Table 4 Comparison of properties for structures generated by the canonical Prior, the reduced Prior, and corresponding Agents
In some cases, the model recovered exact matches from the training and test sets (c.f. Segler et al. [13]). The fraction of recovered test actives recovered by the canonical and reduced Prior were 1.3 and 0.3% respectively. The Agent derived from the canonical Prior managed to recover 13% test actives; the Agent derived from the reduced Prior recovered 7%. For the Agent derived from the reduced Prior, where the DRD2 actives were excluded from the Prior training set, this means that the model has learnt to generate “novel” structures that have been seen neither by the DRD2 activity model nor the Prior, and are experimentally confirmed actives. We can formalize this observation by calculating the probability of a given generated sequence belonging to the set of test actives. For the canonical and reduced Priors, this probability was \(0.17\times 10^{-3}\) and \(0.05\times 10^{-3}\) respectively. Removing the actives from the Prior thus resulted in a threefold reduction in the probability of generating a structure from the set of test actives. For the Agents, the probabilities rose to \(15.0\times 10^{-3}\) and \(40.2\times 10^{-3}\) respectively, corresponding to an enrichment of a factor of 250 over the Prior models. Again the consequence of removing the actives from the Prior was a threefold reduction in the probability of generating a test set active: the difference between the two Priors is directly mirrored by their corresponding Agents. Apart from generating a higher fraction of structures that are predicted to be active, both Agents also generate a significantly higher fraction of valid SMILES (Table 4). Sequences that are not valid SMILES receive a score of \(-1\), which means that the scoring function naturally encourages valid SMILES.
A few of the test set actives generated by the Agent based on the reduced Prior along with a few randomly selected generated structures are shown together with their predicted probability of activity in Fig. 8. Encouragingly, the recovered test set actives vary considerably in their structure, which would not have been the case had the Agent converged to generating only a certain type of very similar predicted active compounds.

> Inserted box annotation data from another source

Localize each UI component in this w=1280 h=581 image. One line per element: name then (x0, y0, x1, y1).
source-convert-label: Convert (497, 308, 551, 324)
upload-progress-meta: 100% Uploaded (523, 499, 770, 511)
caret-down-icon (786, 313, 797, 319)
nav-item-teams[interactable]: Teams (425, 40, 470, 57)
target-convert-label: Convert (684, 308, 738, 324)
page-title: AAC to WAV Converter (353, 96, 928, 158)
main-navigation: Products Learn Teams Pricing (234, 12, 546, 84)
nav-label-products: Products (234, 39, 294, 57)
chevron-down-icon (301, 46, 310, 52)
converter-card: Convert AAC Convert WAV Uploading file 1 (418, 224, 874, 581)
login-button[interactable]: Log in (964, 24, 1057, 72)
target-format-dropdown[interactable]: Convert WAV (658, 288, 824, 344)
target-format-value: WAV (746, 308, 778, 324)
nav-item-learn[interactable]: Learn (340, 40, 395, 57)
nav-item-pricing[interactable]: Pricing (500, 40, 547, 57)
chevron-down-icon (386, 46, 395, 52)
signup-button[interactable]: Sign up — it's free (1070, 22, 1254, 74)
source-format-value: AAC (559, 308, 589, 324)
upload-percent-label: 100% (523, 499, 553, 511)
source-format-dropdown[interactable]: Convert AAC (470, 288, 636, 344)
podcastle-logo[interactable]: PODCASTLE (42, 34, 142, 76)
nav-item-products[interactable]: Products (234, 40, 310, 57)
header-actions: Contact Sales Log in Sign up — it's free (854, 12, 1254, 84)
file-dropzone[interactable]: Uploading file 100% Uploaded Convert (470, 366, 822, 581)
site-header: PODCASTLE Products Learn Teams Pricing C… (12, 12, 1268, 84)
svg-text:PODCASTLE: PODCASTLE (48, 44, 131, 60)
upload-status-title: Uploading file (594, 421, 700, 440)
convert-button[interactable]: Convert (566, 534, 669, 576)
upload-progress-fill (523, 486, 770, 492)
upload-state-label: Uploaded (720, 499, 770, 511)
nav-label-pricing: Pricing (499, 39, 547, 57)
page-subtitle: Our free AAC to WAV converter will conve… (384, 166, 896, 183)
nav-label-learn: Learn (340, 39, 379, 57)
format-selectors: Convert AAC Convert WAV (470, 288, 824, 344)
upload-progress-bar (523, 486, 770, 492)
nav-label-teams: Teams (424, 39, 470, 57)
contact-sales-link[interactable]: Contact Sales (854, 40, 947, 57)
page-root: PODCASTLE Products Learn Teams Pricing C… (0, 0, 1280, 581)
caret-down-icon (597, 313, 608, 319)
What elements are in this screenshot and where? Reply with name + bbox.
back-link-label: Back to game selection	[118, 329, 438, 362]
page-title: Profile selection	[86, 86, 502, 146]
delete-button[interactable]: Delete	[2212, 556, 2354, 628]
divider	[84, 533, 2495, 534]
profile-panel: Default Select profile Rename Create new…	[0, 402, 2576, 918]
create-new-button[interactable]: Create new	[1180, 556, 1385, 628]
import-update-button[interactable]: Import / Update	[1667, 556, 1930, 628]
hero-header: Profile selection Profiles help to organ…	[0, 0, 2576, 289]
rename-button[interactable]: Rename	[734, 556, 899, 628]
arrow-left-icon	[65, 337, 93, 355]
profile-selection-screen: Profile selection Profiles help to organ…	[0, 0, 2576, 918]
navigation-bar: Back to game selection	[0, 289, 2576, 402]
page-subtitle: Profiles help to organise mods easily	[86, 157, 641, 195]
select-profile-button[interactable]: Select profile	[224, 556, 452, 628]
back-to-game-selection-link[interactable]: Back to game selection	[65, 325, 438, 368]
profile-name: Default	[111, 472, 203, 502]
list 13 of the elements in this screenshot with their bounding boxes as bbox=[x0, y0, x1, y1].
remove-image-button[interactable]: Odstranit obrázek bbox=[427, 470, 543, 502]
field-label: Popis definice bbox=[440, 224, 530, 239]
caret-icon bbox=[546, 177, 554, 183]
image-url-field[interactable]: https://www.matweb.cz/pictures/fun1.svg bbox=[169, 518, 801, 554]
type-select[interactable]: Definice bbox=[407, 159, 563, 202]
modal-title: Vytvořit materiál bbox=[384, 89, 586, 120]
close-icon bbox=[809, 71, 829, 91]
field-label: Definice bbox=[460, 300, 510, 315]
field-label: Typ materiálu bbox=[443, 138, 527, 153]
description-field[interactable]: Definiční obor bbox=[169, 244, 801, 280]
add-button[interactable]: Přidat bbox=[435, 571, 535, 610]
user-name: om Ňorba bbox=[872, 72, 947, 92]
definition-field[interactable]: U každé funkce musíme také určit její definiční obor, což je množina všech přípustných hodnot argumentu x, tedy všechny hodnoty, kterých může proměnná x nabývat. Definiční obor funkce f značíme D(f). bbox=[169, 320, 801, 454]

Removing the known actives from the training set of the Prior resulted in an Agent which shows a decrease in all metrics measuring the overlap between the known actives and the structures generated, compared to the Agent derived from the canonical Prior. Interestingly, the fraction of predicted actives did not change significantly. This indicates that the Agent derived from the reduced Prior has managed to find a similar chemical space to that of the canonical Agent, with structures that are equally likely to be predicted as active, but are less similar to the known actives. Whether or not these compounds are active will be dependent on the accuracy of the target activity model. Ideally, any predictive model to be used in conjunction with the generative model should cover a broad chemical space within its domain of applicability, since it initially has to assess representative structures of the dataset used to build the Prior [13].
Figure 9 shows a comparison of the conditional probability distributions for the reduced Prior and its corresponding Agent when a molecule from the set of test actives is generated. It can be seen that the changes are not drastic with most of the trends learnt by the Prior being carried over to the Agent. However, a big change in the probability distribution even only at one step can have a large impact on the likelihood of the sequence and could significantly alter the type of structures generated.